Insieme agli ex commissari Astaldi, Francesco Rocchi e Stefano Ambrosini, Gatti è indagato per corruzione in atti giudiziari. Non solo, la sua era una posizione particolarmente delicata e imbarazzante dal momento che era l’Attestatore del piano concordatario di Astaldi, mentre Intesa Sanpaolo è uno dei creditori maggiormente esposti verso Astaldi. Ed era stato proprio il suo doppio ruolo ad aver sollevato parecchi dubbi tra gli obbligazionisti che denunciano di essere – di fatto – i soli a pagare per il salvataggio della società.
Motivo per cui l’operazione resta tutta in salita. Secondo gli obbligazionisti che hanno sottoscritto 890 milioni di bond in due tranche (da 750 e 140 milioni di euro), il salvataggio di Astaldi, propedeutico alla nascita di Progetto Italia, sarebbe tutto sulle loro spalle: chi ha investito per sostenere la crescita del gruppo vedrebbe falciate le proprie quote. E dunque il danno oltre la beffa per quegli stessi investitori che un anno fa scoprirono dall’oggi al domani che l’azienda aveva chiesto il concordato preventivo. Un fulmine a ciel sereno perché a dispetto delle evidenti difficoltà in Venezuela e Turchia, l’azienda romana ripeteva che tutto andava bene.
La scorsa settimana, l’assemblea degli obbligazionisti del titolo da 140 milioni ha dato il via libera con l’80% dei voti alla proposta di concordato, mentre per l’emissione Usa da 750 milioni non è stato raggiunto il quorum costitutivo del 42%: di conseguenza, la decisione dell’assemblea slitta alla prossima adunanza già prevista per il prossimo 10 marzo.
In particolare, il comitato dei bondholder contesta la valutazione della componente azionaria prevista dal concordato. Secondo il comitato, applicando all’Ebit 2020 – indicato nel piano a 99 milioni di euro – un multiplo di sei volte (lo stesso di Hochtief, un colosso del mercato) e aggiungendo la posizione finanziaria netta si arriva un miliardo di euro per la componente azionaria dell’offerta. Tradotto: per gli obbligazionisti il recupero sarebbe ci circa 43 milioni di euro, inferiore dunque al 5% e lontano dal 16% dichiarato nell’offerta.
Nelle contestazioni al piano si rileva anche che il valore di mercato di Astaldi è oggi di circa 66 milioni di euro e agli attuali azionisti verrà riconosciuto il 6,5% della nuova società: se davvero il valore fosse di un miliardo, la quota varrebbe esattamente 65 milioni di euro. Inoltre, a questi valori di mercato, Salini pagherebbe 225 milioni per una partecipazione di controllo del 65% che vale – sempre secondo le valutazioni del comitato – 650 milioni di euro.

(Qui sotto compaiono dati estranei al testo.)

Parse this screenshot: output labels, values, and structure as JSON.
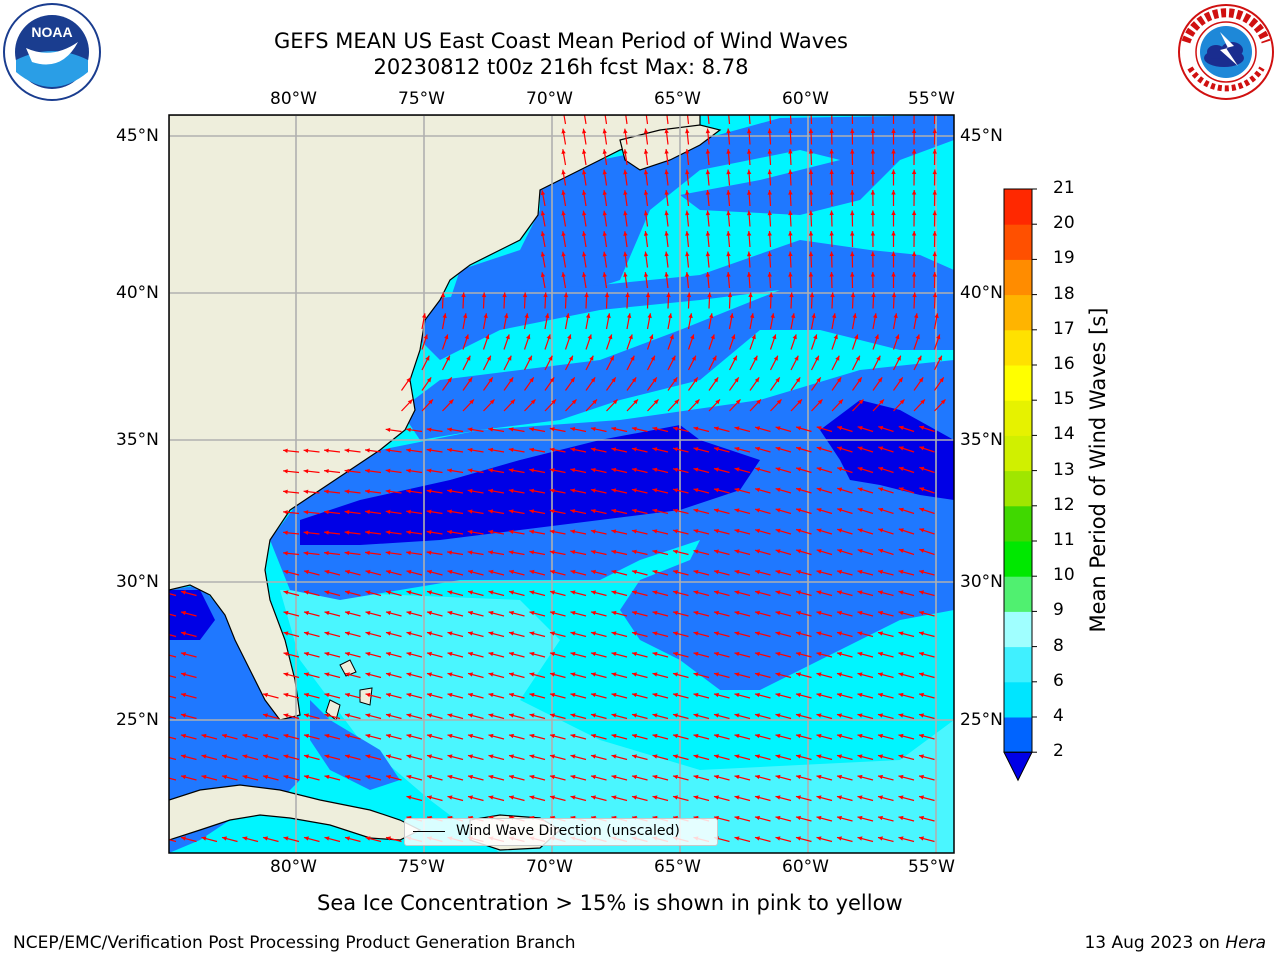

A questo si aggiunga che la società ha stimato che “i creditori chirografari divengano soci di Astaldi con una percentuale complessivamente pari al 28,5% del capitale”, ma nelle note del piano si legge che la quota “non riflette gli effetti derivanti dal possibile esercizio di warrant premiali da parte degli istituti finanziatori di Astaldi, né gli impatti derivanti dall’eventuale esercizio dei warrant anti-diluitivi da parte di Salini Impregilo”. Come a dire che esercitando le loro opzioni Salini e le banche potrebbero salire ancora nel capitale proteggendo le loro quote a spese degli obbligazionisti che verrebbero ulteriormente diluiti. Inoltre restano i nodi relativi alla cessione delle attività estere.
Motivo per cui da inizio novembre gli obbligazionisti hanno inviato a Intesa Sanpaolo centinaia di lettere nelle quali si mette in discussione la figura di Gatti, sottolineando la mancanza di indipendenza dalla banca, tra i principali creditori del gruppo e finanziatrice del salvataggio attraverso Progetto Italia. Un fiume di proteste che ha portato Gatti prima a sospendersi, poi a dimettersi.